Administrações Públicas
Este número de -0,7% ( que corresponde a um défice de – € 510 milhões) é particularmente significativo porque, no mesmo trimestre de 2025, o saldo havia sido nulo, ou seja, face a 2025, o saldo das administrações públicas parte com uma variação negativa de 0,7 pontos percentuais e encontra-se mesmo em terreno negativo.
Por coincidência, o valor final de 2025 para o saldo das administrações públicas foi positivo em 0,7% (o simétrico ao agora verificado).
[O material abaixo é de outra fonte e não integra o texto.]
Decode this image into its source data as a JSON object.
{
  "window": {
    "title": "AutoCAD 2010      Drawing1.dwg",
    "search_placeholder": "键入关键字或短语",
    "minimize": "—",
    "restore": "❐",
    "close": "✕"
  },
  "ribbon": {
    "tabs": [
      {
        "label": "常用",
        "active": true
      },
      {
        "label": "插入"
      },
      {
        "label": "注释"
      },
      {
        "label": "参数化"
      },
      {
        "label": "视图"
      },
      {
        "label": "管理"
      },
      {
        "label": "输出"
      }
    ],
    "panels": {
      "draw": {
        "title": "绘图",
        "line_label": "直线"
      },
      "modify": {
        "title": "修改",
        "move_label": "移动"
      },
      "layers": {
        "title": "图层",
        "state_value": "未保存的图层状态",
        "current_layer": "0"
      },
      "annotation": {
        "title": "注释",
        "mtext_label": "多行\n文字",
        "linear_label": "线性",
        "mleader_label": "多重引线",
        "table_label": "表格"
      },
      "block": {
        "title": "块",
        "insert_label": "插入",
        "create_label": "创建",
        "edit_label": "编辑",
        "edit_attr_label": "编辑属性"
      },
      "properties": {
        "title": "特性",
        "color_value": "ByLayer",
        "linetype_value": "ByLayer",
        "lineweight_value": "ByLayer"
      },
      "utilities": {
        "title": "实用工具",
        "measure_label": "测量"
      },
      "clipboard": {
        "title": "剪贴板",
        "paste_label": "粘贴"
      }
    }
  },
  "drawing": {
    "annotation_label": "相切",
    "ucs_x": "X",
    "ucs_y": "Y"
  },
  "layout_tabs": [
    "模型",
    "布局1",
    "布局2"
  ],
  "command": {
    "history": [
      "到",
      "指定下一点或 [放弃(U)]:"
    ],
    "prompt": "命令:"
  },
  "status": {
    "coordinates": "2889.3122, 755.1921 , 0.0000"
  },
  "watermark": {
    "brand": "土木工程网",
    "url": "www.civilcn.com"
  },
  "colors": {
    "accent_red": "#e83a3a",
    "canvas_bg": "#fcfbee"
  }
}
Se, em vez de olharmos para as variações homólogas trimestrais, considerarmos a informação relativa a um ano completo terminado no final do primeiro trimestre de 2026, o saldo das Administrações Públicas ainda é positivo, de 0,5%, tendo descido duas décimas face ao registado no final do trimestre anterior (ou seja, face ao valor final de 2025).
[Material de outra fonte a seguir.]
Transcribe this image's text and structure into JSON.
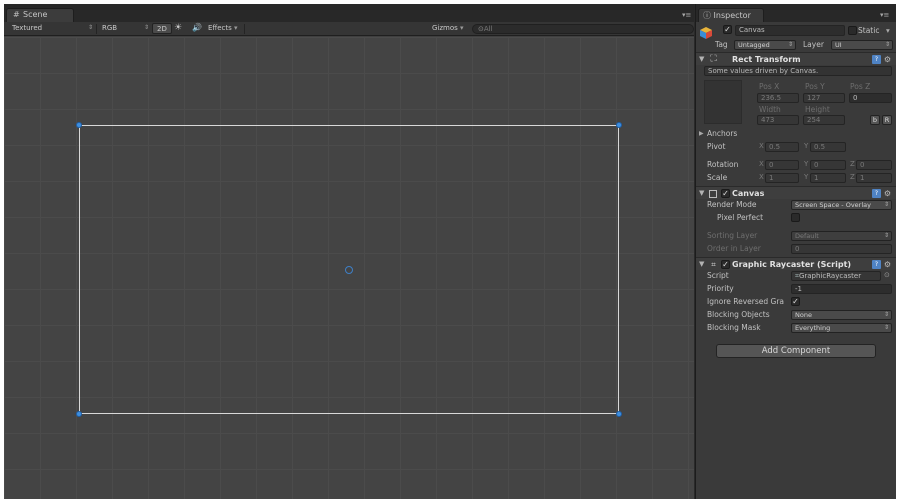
{
  "scene": {
    "tab_label": "Scene",
    "toolbar": {
      "shading_mode": "Textured",
      "render_mode": "RGB",
      "mode_2d": "2D",
      "effects_label": "Effects",
      "gizmos_label": "Gizmos",
      "search_placeholder": "All"
    }
  },
  "inspector": {
    "tab_label": "Inspector",
    "object": {
      "name": "Canvas",
      "active": true,
      "static_label": "Static",
      "static": false,
      "tag_label": "Tag",
      "tag_value": "Untagged",
      "layer_label": "Layer",
      "layer_value": "UI"
    },
    "rect_transform": {
      "title": "Rect Transform",
      "note": "Some values driven by Canvas.",
      "pos_x_label": "Pos X",
      "pos_y_label": "Pos Y",
      "pos_z_label": "Pos Z",
      "pos_x": "236.5",
      "pos_y": "127",
      "pos_z": "0",
      "width_label": "Width",
      "height_label": "Height",
      "width": "473",
      "height": "254",
      "blueprint_btn": "b",
      "raw_btn": "R",
      "anchors_label": "Anchors",
      "pivot_label": "Pivot",
      "pivot_x": "0.5",
      "pivot_y": "0.5",
      "rotation_label": "Rotation",
      "rotation_x": "0",
      "rotation_y": "0",
      "rotation_z": "0",
      "scale_label": "Scale",
      "scale_x": "1",
      "scale_y": "1",
      "scale_z": "1",
      "axis_x": "X",
      "axis_y": "Y",
      "axis_z": "Z"
    },
    "canvas": {
      "title": "Canvas",
      "enabled": true,
      "render_mode_label": "Render Mode",
      "render_mode_value": "Screen Space - Overlay",
      "pixel_perfect_label": "Pixel Perfect",
      "pixel_perfect": false,
      "sorting_layer_label": "Sorting Layer",
      "sorting_layer_value": "Default",
      "order_in_layer_label": "Order in Layer",
      "order_in_layer_value": "0"
    },
    "graphic_raycaster": {
      "title": "Graphic Raycaster (Script)",
      "enabled": true,
      "script_label": "Script",
      "script_value": "GraphicRaycaster",
      "priority_label": "Priority",
      "priority_value": "-1",
      "ignore_reversed_label": "Ignore Reversed Gra",
      "ignore_reversed": true,
      "blocking_objects_label": "Blocking Objects",
      "blocking_objects_value": "None",
      "blocking_mask_label": "Blocking Mask",
      "blocking_mask_value": "Everything"
    },
    "add_component_label": "Add Component"
  }
}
Recorde-se que, há exatamente um ano, o saldo das Administrações Públicas no ano terminado no final do primeiro trimestre (de 2025) foi de 0,6%. Ou seja, apenas mais uma décima do que agora, o que dá uma perspetiva menos preocupante da evolução recente.

Famílias e Empresas Não Financeiras
Olhando para todos os setores institucionais (incluindo o setor privado e as famílias), que também incluem o setor público, a economia portuguesa apresenta uma capacidade líquida de financiar o resto do mundo, no final do primeiro trimestre de 2026, correspondente a 2,2% do PIB nacional. Este valor continua historicamente elevado, ainda que esteja em quebra (menos duas décimas face ao ano terminado no trimestre anterior).
As famílias destacam-se por manterem taxas de poupança elevadas, face ao trimestre anterior, e por conseguirem libertar recursos para financiar o resto da economia. Naturalmente, estes indicadores são agregados, nada dizendo sobre como a situação está a processar-se por tipologia de famílias.
O INE sublinha:
O crescimento do RDB [Rendimento Disponível Bruto], conjugado com o aumento de 1,3% da despesa de consumo final (1,4% no trimestre precedente), determinou uma taxa de poupança das famílias de 12,3%. A capacidade de financiamento das damílias fixou-se em 4,1% do PIB (idêntica ao trimestre precedente), refletindo um aumento da Poupança superior ao saldo das operações de capital.
Ainda na comparação trimestral, o saldo das Sociedades Não Financeiras (SNF) diminuiu em 0,2 pontos percentuais e é claramente o mais negativo dos setores institucionais, fixando-se em -3,8% do PIB.